Qualitative concepts such as the temperature gradient θ being "large" or the energization ratio being "small" are expressed quantitatively by the membership functions shown in FIGS. 5(a) and 5(b). At this time, the inference rules and membership functions can be designed empirically or experimentally.

Next, a method of inference calculation will be described. FIG. 6 shows the specific configuration of the fuzzy inference unit 8. This will be explained below using the same figure. First, the energization ratio inference rule storage means 12
According to the rules stored in the temperature gradient membership function storage means 10, the temperature gradient compatibility calculation means 9 calculates the membership function stored in the temperature gradient membership function storage means 10 and MAX for the input, that is, the change in the detected value of the temperature detection element 4. The goodness of fit of the antecedent part is determined by Next, the consequent part minimum calculation means 13 takes the MIN of the membership function stored in the energization ratio membership function storage means 14 and the antecedent part fitness, and determines the conclusion of the rule. moreover,
After determining the respective conclusions for all the rules stored in the energization ratio inference rule storage means 12, the center of gravity calculating means 11 takes the MAX of all the conclusions, and by determining the center of gravity, the heating means is determined as the final conclusion.・A current conduction ratio of ＼ can be obtained.

According to such fuzzy reasoning, it is possible to determine the energization ratio in detail according to the load, and it is possible to perform optimal cooking.

The above has explained how to determine the energization ratio for the rice cooking process of the rice cooker, but similarly for the pre-cooking and additional cooking processes, the energization ratio for each process can be optimally determined by fuzzy reasoning using the detected value of the temperature detection element 4 as input. Needless to say, it is possible to determine In this embodiment, the consequent variable of the fuzzy inference is a general triangular type, but it is also possible to implement it using real values or functions.

As described in detail, according to the present invention, the energization ratio of the heating means is determined by fuzzy reasoning from the temperature state of the object to be heated, so that detailed and optimal rice cooking can be performed. This is because the know-how of rice cooking that one person knows from experience can be easily provided to the fuzzy reasoner.
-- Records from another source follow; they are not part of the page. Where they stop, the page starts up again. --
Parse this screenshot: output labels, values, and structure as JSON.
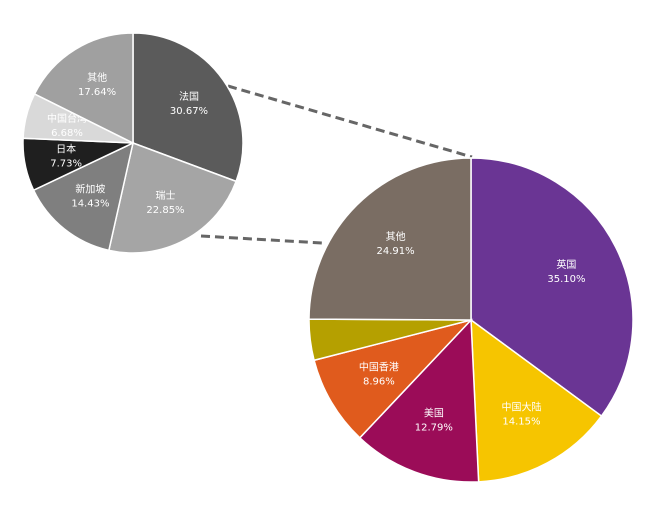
{
  "chart_data": [
    {
      "type": "pie",
      "categories": [
        "法国",
        "瑞士",
        "新加坡",
        "日本",
        "中国台湾",
        "其他"
      ],
      "values": [
        30.67,
        22.85,
        14.43,
        7.73,
        6.68,
        17.64
      ],
      "value_labels": [
        "30.67%",
        "22.85%",
        "14.43%",
        "7.73%",
        "6.68%",
        "17.64%"
      ],
      "colors": [
        "#5b5b5b",
        "#a5a5a5",
        "#7f7f7f",
        "#1f1f1f",
        "#d9d9d9",
        "#a0a0a0"
      ]
    },
    {
      "type": "pie",
      "categories": [
        "英国",
        "中国大陆",
        "美国",
        "中国香港",
        null,
        "其他"
      ],
      "values": [
        35.1,
        14.15,
        12.79,
        8.96,
        4.09,
        24.91
      ],
      "value_labels": [
        "35.10%",
        "14.15%",
        "12.79%",
        "8.96%",
        null,
        "24.91%"
      ],
      "colors": [
        "#6a3594",
        "#f6c500",
        "#9b0c58",
        "#e05b1d",
        "#b5a000",
        "#7a6d63"
      ]
    }
  ]
}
[Brief explanation of the drawing]

Fig. 1 is a block diagram showing an embodiment of the present invention, Fig. 2 is a block diagram of the embodiment, Fig. 3 is a diagram showing temperature changes during the rice cooking process, and Fig. 4 shows the rules of fuzzy inference. figure,
Figure 5 is a diagram showing the membership function of fuzzy inference,
FIG. 6 is a diagram showing the configuration of the fuzzy inference device. 1... Main body, 2... Pot, 3... Heating means, 4...
- Temperature detection element, 6... Fuzzy inference device, 7... Drive device, 8... Microcomputer.

Claims (1)

[Claims] A heating means having a heating device such as a heater, a switching element such as a triac that controls the energization ratio of this heating device, a temperature detection element such as a thermistor that detects the temperature of the food to be cooked, and detection of this temperature detection element. A rice cooker comprising: a fuzzy inference device that determines an energization ratio from a value; and a drive device that drives the switching element according to the energization ratio determined by the fuzzy inference device.